Sports

Winter Shift: The Asian Le Mans Series’ Pivot to Europe

Moving the Asian Le Mans Series (ALMS) entirely to Southern Europe is one of the most fascinating and pragmatic—pivots the sport has seen recently. Championship boss Frédéric Lequien and co-promoter Stéphane Ratel (head of the SRO) are facing a complex geopolitical reality in the Middle East, forcing a decision that essentially transforms a winter series historically tied to Asia into a European winter championship.

If the geopolitical situation prevents racing at Dubai Autodrome and Yas Marina Circuit, the series will fall back on iconic venues like Barcelona, Paul Ricard, and Portimão between November and February. Organizers openly admitted that keeping a standalone season finale at Sepang (Malaysia) without the Middle Eastern leg makes zero financial sense due to freight costs, meaning a total relocation to Europe is the most logical plan.

Despite the geographic shift, the series is retaining its “Asian Le Mans” branding—acting as the crucial winter feeder that awards coveted automatic invitations to the 24 Hours of Le Mans.

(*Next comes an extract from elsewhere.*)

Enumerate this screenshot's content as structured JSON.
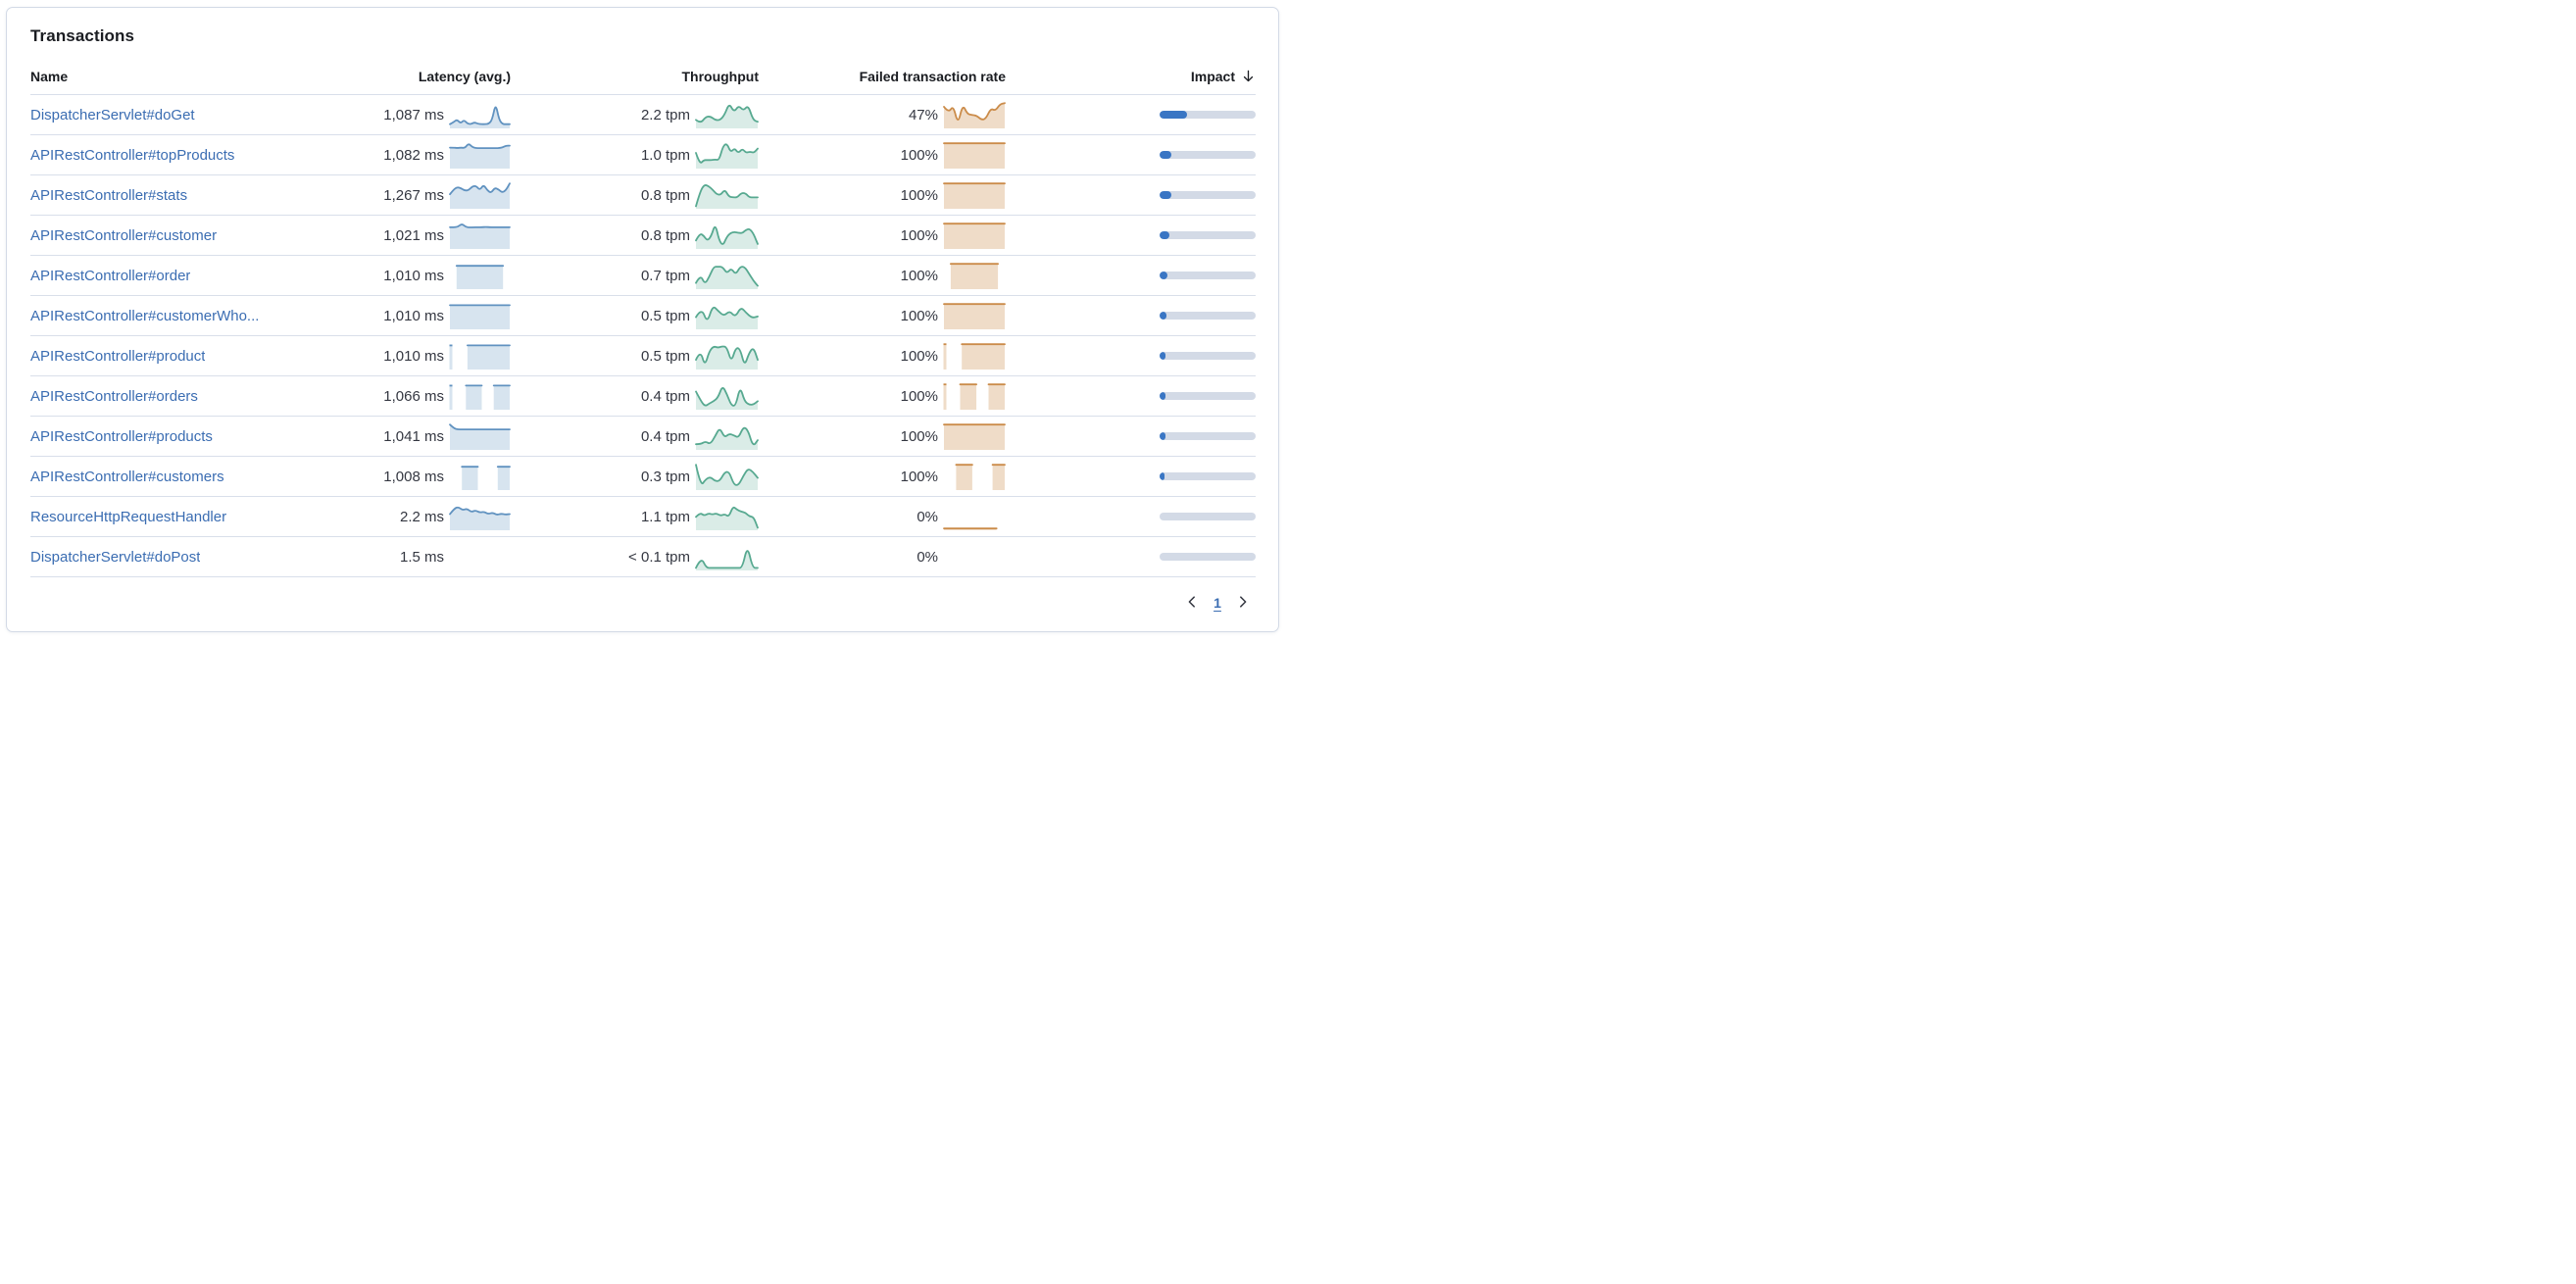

Here is how the grid shapes up based on the most recent complete season, alongside the structural updates breaking for the 2026/2027 transition.

The Dynamic Shift: Class Structure for 2026/2027

The upcoming season is bringing massive grid updates that track right along with global sports car trends:

  • Hypercar Debut: Top-tier Le Mans Hypercars (LMH) and LMDh machinery are joining the grid. Expect between three to six top-class entries. Francois Perrodo is already in talks for an AF Corse customer Ferrari 499P Hypercar effort.
  • The LMP3 Split: To accommodate Hypercars, the LMP3 class is being completely spun off into its own standalone series called the Asian Le Mans Cup, which will mirror the European Michelin Le Mans Cup sprint format (GT3 and LMP3 together).

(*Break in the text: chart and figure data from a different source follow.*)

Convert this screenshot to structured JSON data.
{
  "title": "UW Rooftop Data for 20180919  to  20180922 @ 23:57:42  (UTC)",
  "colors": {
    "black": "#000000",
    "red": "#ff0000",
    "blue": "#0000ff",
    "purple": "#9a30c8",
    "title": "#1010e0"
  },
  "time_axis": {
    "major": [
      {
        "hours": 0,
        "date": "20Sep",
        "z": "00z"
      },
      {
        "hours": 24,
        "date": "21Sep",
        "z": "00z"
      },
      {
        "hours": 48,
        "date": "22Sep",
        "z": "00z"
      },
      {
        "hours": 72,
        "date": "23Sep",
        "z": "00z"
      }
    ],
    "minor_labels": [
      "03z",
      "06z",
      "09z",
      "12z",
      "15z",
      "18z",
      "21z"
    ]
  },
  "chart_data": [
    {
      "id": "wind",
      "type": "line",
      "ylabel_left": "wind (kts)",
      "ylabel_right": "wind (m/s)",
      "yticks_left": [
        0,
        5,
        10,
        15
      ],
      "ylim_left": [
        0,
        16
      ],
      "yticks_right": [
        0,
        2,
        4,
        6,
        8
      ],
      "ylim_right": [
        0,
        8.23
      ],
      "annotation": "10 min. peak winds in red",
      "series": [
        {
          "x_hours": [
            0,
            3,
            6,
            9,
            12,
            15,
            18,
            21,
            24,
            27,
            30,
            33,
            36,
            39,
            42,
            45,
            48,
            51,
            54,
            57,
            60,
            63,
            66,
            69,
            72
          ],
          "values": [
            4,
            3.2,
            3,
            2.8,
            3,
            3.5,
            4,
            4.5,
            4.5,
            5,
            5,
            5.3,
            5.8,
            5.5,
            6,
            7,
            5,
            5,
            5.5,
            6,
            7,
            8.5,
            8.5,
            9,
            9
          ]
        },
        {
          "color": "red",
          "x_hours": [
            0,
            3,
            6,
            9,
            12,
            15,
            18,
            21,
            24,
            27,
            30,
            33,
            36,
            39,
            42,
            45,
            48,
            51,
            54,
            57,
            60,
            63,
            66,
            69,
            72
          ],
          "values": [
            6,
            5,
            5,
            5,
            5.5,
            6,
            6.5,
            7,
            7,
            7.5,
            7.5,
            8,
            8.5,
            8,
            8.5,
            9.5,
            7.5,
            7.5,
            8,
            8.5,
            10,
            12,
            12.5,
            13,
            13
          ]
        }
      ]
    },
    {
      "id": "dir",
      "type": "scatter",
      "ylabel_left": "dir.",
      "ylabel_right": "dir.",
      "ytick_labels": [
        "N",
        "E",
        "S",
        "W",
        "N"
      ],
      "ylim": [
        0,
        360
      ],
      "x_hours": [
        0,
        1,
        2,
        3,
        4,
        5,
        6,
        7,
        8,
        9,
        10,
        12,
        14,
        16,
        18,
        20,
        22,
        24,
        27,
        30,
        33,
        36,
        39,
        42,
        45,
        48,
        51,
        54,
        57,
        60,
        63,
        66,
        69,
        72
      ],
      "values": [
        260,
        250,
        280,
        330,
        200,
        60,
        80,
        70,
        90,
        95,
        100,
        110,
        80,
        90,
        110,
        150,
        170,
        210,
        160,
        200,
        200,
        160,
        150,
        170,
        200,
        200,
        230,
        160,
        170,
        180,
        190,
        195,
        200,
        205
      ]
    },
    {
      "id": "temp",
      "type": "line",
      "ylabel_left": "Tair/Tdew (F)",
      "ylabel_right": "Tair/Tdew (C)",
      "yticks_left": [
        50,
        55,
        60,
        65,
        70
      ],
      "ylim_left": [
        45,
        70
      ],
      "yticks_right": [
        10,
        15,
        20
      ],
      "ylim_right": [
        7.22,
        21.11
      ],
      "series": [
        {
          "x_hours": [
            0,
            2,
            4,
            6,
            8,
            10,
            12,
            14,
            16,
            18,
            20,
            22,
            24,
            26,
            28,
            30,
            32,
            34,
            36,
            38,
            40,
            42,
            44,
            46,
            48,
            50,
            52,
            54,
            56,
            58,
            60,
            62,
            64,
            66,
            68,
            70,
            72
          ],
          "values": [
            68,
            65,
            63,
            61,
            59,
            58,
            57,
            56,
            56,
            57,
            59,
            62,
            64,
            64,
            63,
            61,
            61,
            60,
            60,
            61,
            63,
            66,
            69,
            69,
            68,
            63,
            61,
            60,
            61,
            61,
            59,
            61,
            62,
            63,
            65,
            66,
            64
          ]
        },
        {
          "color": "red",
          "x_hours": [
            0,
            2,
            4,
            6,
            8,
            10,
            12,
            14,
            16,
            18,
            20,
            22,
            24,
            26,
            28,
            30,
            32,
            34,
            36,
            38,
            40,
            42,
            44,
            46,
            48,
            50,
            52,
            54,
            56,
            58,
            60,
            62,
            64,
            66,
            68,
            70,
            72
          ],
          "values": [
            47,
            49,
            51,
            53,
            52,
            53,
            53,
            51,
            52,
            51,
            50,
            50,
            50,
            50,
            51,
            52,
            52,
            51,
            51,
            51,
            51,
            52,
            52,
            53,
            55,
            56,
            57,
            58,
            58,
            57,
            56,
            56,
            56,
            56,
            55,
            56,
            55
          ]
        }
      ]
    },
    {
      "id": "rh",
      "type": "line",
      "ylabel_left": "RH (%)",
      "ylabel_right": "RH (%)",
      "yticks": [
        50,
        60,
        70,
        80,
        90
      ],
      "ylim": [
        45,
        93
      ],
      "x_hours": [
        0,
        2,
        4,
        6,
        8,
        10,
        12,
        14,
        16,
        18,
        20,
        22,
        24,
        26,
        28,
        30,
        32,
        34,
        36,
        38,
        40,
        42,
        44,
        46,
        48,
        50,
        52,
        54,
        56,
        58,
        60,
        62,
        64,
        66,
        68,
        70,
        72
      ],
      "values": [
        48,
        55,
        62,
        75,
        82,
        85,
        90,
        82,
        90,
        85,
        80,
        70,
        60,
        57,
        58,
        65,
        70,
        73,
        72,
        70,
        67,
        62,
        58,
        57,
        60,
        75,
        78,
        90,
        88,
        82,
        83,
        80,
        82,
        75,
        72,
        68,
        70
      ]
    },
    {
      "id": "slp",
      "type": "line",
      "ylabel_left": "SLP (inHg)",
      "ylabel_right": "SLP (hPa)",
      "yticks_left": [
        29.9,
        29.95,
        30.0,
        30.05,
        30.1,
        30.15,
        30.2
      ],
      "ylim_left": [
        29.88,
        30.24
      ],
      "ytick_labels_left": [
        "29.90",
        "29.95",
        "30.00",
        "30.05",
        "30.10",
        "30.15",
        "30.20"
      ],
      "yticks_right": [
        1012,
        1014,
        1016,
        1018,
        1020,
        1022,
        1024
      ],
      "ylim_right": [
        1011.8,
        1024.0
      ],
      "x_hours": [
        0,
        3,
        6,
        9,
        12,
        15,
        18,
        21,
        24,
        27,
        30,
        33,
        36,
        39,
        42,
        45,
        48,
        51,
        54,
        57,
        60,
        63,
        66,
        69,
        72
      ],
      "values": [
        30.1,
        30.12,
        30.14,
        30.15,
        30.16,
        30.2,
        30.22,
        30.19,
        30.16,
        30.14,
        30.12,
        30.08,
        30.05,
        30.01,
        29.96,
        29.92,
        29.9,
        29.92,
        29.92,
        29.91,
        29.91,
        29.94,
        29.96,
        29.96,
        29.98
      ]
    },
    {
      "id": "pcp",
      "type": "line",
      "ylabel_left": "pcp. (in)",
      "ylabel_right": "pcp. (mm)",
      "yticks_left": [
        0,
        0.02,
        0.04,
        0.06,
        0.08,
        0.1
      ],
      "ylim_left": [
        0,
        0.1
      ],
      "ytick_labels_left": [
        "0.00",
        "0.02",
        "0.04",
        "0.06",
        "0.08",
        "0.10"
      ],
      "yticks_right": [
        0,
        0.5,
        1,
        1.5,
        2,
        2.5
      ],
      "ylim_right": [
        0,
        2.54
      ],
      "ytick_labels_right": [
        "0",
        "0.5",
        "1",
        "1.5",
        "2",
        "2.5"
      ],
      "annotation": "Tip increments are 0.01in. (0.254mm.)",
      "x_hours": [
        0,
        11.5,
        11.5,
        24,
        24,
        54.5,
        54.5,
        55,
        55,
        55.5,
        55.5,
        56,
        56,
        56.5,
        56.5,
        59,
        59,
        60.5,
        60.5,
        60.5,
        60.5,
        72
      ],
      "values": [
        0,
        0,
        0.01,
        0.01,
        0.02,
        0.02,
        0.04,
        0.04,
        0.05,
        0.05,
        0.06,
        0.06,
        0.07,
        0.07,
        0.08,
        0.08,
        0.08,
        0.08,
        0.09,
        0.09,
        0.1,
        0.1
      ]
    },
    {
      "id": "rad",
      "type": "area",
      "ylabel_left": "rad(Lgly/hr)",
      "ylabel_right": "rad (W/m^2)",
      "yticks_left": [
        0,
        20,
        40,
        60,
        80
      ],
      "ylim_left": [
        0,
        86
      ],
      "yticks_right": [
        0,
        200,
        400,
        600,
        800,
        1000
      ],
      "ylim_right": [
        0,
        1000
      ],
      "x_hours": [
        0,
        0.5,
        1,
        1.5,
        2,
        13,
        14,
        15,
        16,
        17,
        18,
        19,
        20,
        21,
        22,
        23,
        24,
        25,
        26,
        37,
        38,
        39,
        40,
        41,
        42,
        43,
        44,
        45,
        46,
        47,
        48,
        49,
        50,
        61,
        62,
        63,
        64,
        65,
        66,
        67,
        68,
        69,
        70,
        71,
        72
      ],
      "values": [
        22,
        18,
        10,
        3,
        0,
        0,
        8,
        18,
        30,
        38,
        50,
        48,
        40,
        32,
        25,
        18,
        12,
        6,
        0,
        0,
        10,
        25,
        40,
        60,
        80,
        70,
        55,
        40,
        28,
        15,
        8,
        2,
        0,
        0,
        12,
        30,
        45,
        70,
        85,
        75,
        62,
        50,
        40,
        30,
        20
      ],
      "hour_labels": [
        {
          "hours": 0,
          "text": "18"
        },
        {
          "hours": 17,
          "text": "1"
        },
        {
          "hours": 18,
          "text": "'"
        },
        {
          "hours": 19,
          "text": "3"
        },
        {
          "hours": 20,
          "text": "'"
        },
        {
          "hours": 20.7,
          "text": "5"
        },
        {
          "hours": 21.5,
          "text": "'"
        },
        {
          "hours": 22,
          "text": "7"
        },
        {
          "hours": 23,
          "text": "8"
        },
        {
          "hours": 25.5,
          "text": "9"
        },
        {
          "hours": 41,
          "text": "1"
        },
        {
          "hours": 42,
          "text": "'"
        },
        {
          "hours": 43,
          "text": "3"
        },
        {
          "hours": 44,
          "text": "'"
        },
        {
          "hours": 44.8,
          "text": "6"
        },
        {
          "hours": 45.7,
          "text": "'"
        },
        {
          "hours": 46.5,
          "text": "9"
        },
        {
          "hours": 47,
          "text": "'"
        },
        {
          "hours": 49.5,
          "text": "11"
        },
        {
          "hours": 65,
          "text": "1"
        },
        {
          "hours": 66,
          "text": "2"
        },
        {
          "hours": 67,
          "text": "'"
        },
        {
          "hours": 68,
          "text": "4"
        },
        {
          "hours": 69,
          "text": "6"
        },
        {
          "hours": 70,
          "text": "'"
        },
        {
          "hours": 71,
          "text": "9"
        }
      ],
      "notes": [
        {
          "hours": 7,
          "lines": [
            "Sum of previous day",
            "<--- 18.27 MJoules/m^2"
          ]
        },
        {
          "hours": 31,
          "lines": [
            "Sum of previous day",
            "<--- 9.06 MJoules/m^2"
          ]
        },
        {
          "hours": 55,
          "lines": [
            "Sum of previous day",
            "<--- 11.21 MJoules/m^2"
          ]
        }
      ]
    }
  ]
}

Current Champions & Standings (The Benchmarks)

To understand who will dominate this European winter stretch, these are the reigning title holders and top drivers from the most recently completed championship cycle:

1. LMP2 (The Prototype Headliners)

The top tier was an absolute dogfight dominated by Algarve Pro Racing and elite factory talent moonlighting in the winter.

Position

Team

Key Drivers

Notes

1st (Champions)

#25 Algarve Pro Racing

Malthe Jakobsen / Michael Jensen / Valerio Rinicella

Jakobsen (Peugeot Hypercar factory driver) spearheaded a dominant three-victory campaign.

2nd

#30 RD Limited

James Allen / Fred Poordad / Tristan Vautier

Romain Dumas’s outfit took a win at the Sepang opener and pushed the title race to the wire.

3rd

#83 AF Corse

François Perrodo / Alessio Rovera / Matthieu Vaxivière

The ultra-experienced French/Italian trio secured the season-finale victory at Yas Marina.

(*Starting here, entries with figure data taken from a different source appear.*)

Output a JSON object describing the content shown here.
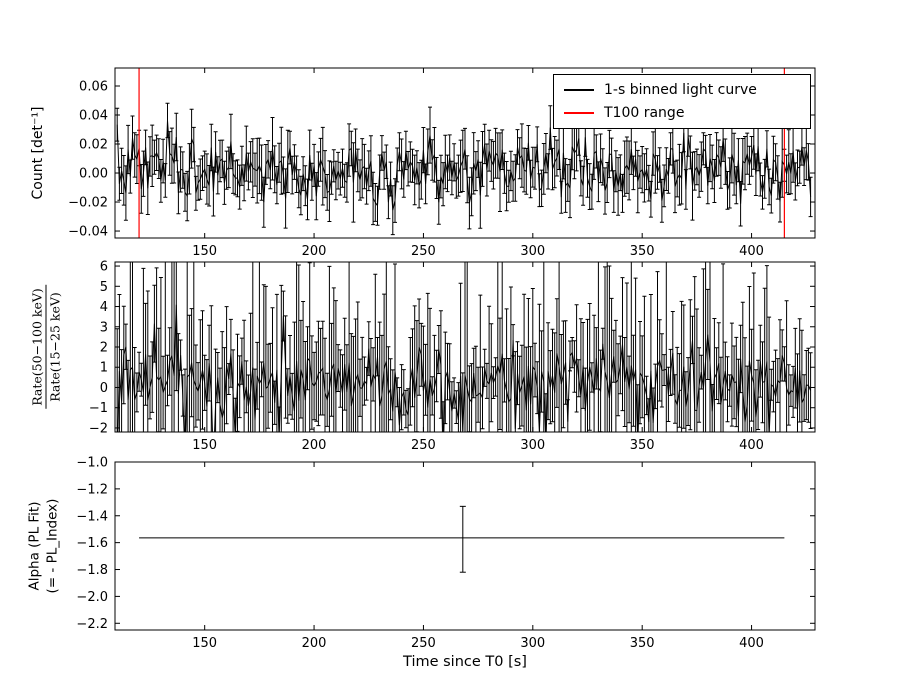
{
  "figure": {
    "background": "#ffffff",
    "axis_color": "#000000"
  },
  "legend": {
    "items": [
      {
        "label": "1-s binned light curve",
        "color": "#000000"
      },
      {
        "label": "T100 range",
        "color": "#ff0000"
      }
    ]
  },
  "chart_data": [
    {
      "id": "light-curve",
      "type": "errorbar-line",
      "ylabel": "Count [det⁻¹]",
      "xlim": [
        109,
        429
      ],
      "ylim": [
        -0.0448,
        0.0724
      ],
      "xticks": [
        {
          "v": 150,
          "label": "150"
        },
        {
          "v": 200,
          "label": "200"
        },
        {
          "v": 250,
          "label": "250"
        },
        {
          "v": 300,
          "label": "300"
        },
        {
          "v": 350,
          "label": "350"
        },
        {
          "v": 400,
          "label": "400"
        }
      ],
      "yticks": [
        {
          "v": 0.06,
          "label": "0.06"
        },
        {
          "v": 0.04,
          "label": "0.04"
        },
        {
          "v": 0.02,
          "label": "0.02"
        },
        {
          "v": 0,
          "label": "0.00"
        },
        {
          "v": -0.02,
          "label": "−0.02"
        },
        {
          "v": -0.04,
          "label": "−0.04"
        }
      ],
      "series_color": "#000000",
      "noise_model": {
        "x_start": 110,
        "x_end": 427,
        "x_step": 1,
        "seed": 7,
        "y_mean": 0.003,
        "y_std": 0.011,
        "yerr_base": 0.011,
        "yerr_spread": 0.005
      },
      "t100_range": {
        "x_start": 120,
        "x_end": 415,
        "color": "#ff0000"
      }
    },
    {
      "id": "hardness-ratio",
      "type": "errorbar-line",
      "ylabel_numerator": "Rate(50−100 keV)",
      "ylabel_denominator": "Rate(15−25 keV)",
      "xlim": [
        109,
        429
      ],
      "ylim": [
        -2.2,
        6.2
      ],
      "xticks": [
        {
          "v": 150,
          "label": "150"
        },
        {
          "v": 200,
          "label": "200"
        },
        {
          "v": 250,
          "label": "250"
        },
        {
          "v": 300,
          "label": "300"
        },
        {
          "v": 350,
          "label": "350"
        },
        {
          "v": 400,
          "label": "400"
        }
      ],
      "yticks": [
        {
          "v": 6,
          "label": "6"
        },
        {
          "v": 5,
          "label": "5"
        },
        {
          "v": 4,
          "label": "4"
        },
        {
          "v": 3,
          "label": "3"
        },
        {
          "v": 2,
          "label": "2"
        },
        {
          "v": 1,
          "label": "1"
        },
        {
          "v": 0,
          "label": "0"
        },
        {
          "v": -1,
          "label": "−1"
        },
        {
          "v": -2,
          "label": "−2"
        }
      ],
      "series_color": "#000000",
      "noise_model": {
        "x_start": 110,
        "x_end": 427,
        "x_step": 1,
        "seed": 13,
        "y_mean": 0.25,
        "y_std": 0.75,
        "outlier_prob": 0.15,
        "outlier_scale": 3.5,
        "yerr_base": 0.7,
        "yerr_spread": 1.5,
        "yerr_big_prob": 0.3,
        "yerr_big_scale": 5
      }
    },
    {
      "id": "alpha",
      "type": "errorbar-point",
      "ylabel_line1": "Alpha (PL Fit)",
      "ylabel_line2": "(= - PL_Index)",
      "xlabel": "Time since T0 [s]",
      "xlim": [
        109,
        429
      ],
      "ylim": [
        -2.25,
        -1.0
      ],
      "xticks": [
        {
          "v": 150,
          "label": "150"
        },
        {
          "v": 200,
          "label": "200"
        },
        {
          "v": 250,
          "label": "250"
        },
        {
          "v": 300,
          "label": "300"
        },
        {
          "v": 350,
          "label": "350"
        },
        {
          "v": 400,
          "label": "400"
        }
      ],
      "yticks": [
        {
          "v": -1.0,
          "label": "−1.0"
        },
        {
          "v": -1.2,
          "label": "−1.2"
        },
        {
          "v": -1.4,
          "label": "−1.4"
        },
        {
          "v": -1.6,
          "label": "−1.6"
        },
        {
          "v": -1.8,
          "label": "−1.8"
        },
        {
          "v": -2.0,
          "label": "−2.0"
        },
        {
          "v": -2.2,
          "label": "−2.2"
        }
      ],
      "series_color": "#000000",
      "point": {
        "x": 268,
        "y": -1.565,
        "err_up": 0.235,
        "err_down": 0.255
      },
      "hline": {
        "y": -1.565,
        "x_start": 120,
        "x_end": 415
      }
    }
  ]
}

2. GT3 (The Production Supercars)

The GT class featured an incredible variety of machinery, including a fierce battle between Porsche, Mercedes-AMG, and Ferrari.

Position

Team

Car

Key Drivers

1st (Champions)

#10 Manthey Racing

Porsche 911 GT3 R (992)

Antares Au / Klaus Bachler / Joel Sturm

2nd

#92 Manthey EMA

Porsche 911 GT3 R (992)

Ryan Hardwick / Richard Lietz / Riccardo Pera

3rd

#99 Herberth Motorsport

Porsche 911 GT3 R (992)

Ralf Bohn / Alfred Renauer / Robert Renauer

Note: The high-profile #85 Iron Dames squad (Sarah Bovy, Michelle Gatting, Célia Martin) also campaigned their Lamborghini/Porsche efforts heavily throughout this past championship leg.

3. LMP3 (Outgoing Class Champions)

  • Champions: #35 Ultimate (Matteo Quintarelli / Stéphane Lémeret / Bence Válint) took the crown just ahead of RLR MSport. Moving forward, these teams will transition to the newly formed Asian Le Mans Cup.

The “Pinkies Down” Perspective

What makes this relocation genuinely compelling from an analytical standpoint is how it changes the technical variables for the engineering crews.

Running sports cars in the Middle East during the winter usually guarantees stable, dry track temperatures and dusty, low-grip track surfaces. Moving those exact same rounds to the south of Europe in December and January introduces completely different challenges: damp morning fog, wildly fluctuating track temperatures that mess with tire warm-up cycles, and the unpredictable, high-degradation track surface of places like Portimão or Barcelona.

It strips away the commercial luxury aesthetic of racing in Abu Dhabi and turns it into a gritty, cold-weather test of mechanical grip, setup adaptability, and pure driver discipline.